Clearly, resourcing is a problem 🙂
‘Get help!’ I hear you cry. Ah, if only it were that easy… (I cordially invite Mr. Negative to the podium please…)
Help means;
- Willing
victimsvolunteers, eager to work for nothing but perceived glory and the vain hope Dominium will be finished/released/awesome. Ie. for free/nothing. - Being able to get anyone interested, who can dedicate more useful time to the project than I can, and is solid, dependably, reliable. Good luck there. Everyone is busy, everyone has ‘their own thang’, everyone has – frankly – a life to lead.
- My being able to co-ordinate their efforts in a meaningful, productive way. This means probably my stopping doing any dev work at all.
- My being able to tell them ‘what is to be done’ for the current project… I can barely get time to document what is in my head in a manner sufficient purely for my own benefit/sanity…
- Tolerating ‘change’… new people means new ideas (good and bad, all judged on merits) which means me giving up my selfish stranglehold on the project (yep, all ego here), but also handling ‘change control’ and not deviating from the projects ambition or goals – ie. feature creep.
- Technical Support – everything is bespoke – I wrote the 666 engine. I wrote all of the current Dominium code base, tool chain, etc. Bringing anyone else in means stopping what I’m doing, and helping them pick up enough knowledge to help out. I could use a more commonly available engine? Unreal? CryEngine? I could. And start all the Dominium game code again? Ouch.**
** Ok – I could conceivably take the game client code and move it to a new engine, I always write my games to be engine agnostic wherever possible. But even so, it wouldn’t be a fab idea.

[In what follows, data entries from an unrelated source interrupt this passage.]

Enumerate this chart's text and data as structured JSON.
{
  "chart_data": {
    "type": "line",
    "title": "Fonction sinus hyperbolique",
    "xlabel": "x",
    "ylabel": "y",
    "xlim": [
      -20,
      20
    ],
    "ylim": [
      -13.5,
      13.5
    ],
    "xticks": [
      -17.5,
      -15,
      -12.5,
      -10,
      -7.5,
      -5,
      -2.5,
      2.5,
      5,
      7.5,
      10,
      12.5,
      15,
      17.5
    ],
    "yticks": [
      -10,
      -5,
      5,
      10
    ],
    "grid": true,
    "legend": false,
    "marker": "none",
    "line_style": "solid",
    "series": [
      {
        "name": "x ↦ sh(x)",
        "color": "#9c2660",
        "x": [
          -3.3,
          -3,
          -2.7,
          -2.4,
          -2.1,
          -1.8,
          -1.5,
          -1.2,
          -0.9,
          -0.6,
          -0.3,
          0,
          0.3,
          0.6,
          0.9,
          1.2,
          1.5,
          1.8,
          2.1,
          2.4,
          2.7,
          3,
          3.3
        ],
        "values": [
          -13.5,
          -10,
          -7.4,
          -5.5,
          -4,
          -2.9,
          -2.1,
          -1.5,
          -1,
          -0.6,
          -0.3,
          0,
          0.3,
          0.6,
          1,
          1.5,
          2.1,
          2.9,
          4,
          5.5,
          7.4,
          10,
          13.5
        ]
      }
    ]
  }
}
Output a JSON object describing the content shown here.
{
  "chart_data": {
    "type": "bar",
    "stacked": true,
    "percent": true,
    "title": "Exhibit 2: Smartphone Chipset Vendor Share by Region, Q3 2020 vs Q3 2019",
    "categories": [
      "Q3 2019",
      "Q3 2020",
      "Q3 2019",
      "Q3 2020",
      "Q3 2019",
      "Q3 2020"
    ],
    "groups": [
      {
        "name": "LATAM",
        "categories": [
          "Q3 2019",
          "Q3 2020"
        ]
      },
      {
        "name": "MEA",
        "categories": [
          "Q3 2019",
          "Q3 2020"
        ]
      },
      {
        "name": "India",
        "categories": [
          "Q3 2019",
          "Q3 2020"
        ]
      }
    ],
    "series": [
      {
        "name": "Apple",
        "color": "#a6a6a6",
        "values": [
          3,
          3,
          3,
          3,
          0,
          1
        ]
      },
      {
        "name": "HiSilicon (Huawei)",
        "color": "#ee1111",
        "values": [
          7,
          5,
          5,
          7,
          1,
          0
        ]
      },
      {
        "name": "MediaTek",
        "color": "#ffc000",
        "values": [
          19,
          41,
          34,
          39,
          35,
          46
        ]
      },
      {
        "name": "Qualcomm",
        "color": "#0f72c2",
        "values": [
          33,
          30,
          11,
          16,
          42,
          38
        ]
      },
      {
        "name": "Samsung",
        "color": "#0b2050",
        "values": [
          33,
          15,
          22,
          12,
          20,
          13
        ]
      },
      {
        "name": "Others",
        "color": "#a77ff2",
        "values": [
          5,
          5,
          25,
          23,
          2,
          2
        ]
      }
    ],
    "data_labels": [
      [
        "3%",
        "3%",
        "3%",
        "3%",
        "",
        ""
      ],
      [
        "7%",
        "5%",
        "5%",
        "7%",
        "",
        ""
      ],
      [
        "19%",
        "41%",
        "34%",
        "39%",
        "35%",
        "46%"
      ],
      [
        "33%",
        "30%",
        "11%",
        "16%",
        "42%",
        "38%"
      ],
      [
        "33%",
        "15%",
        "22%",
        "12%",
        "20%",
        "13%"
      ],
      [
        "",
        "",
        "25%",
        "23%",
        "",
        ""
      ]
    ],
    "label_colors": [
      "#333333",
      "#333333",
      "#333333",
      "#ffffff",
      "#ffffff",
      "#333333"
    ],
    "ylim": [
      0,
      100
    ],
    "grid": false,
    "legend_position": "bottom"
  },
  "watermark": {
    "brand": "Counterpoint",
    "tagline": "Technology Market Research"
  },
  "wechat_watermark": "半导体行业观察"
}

Of course, there is an easy answer to the above. Money 🙂
Funding would secure my time to manage/develop full time, and also hire the necessary skilled people to deliver the product as I see it (and as they would influence it).
Fat chance of getting anything there.
Well, that wraps that up then! I’ll pack away my soure code, and grab my coat!
Not.
Despite the above, I am clearly unstable, and fully intend to plod on. I see the likes of Elite Dangerous and now Star Citizen finally (well, almost) delivering (some of) the vision I had in my head so many years ago, and I know full well that my chance to ‘get there first’ is long gone, and I can never deliver the Dominium before it becomes so old hat no one will care.
So what will I do?
Well, a rethink on the original rethink of ‘First Playable’ is first. Cut down the Minimum Viable Product feature set that I’d already striven to produce, and move to a ‘Barely Viable Product’ and see how much time is needed for that. Ditch some of the game mechanics for example – so throw out missions/jobs, exploration et al. Get combat and trading done, lock the player to a single vessel experience, go ‘old skool’ gameplay, perhaps more arcade like (start game, fight, die, new life, rinse repeat).
So rather than the above ‘approximately 14 years’ causing me to look for a convenient tenth floor window, or a stool and rope, (joking guys, joking!) instead it forces me to re-evaluate the project and see how I can deliver something sufficient to generate interest, and then perhaps build on that.
Of course, that’s going to be one mighty careful deliberation!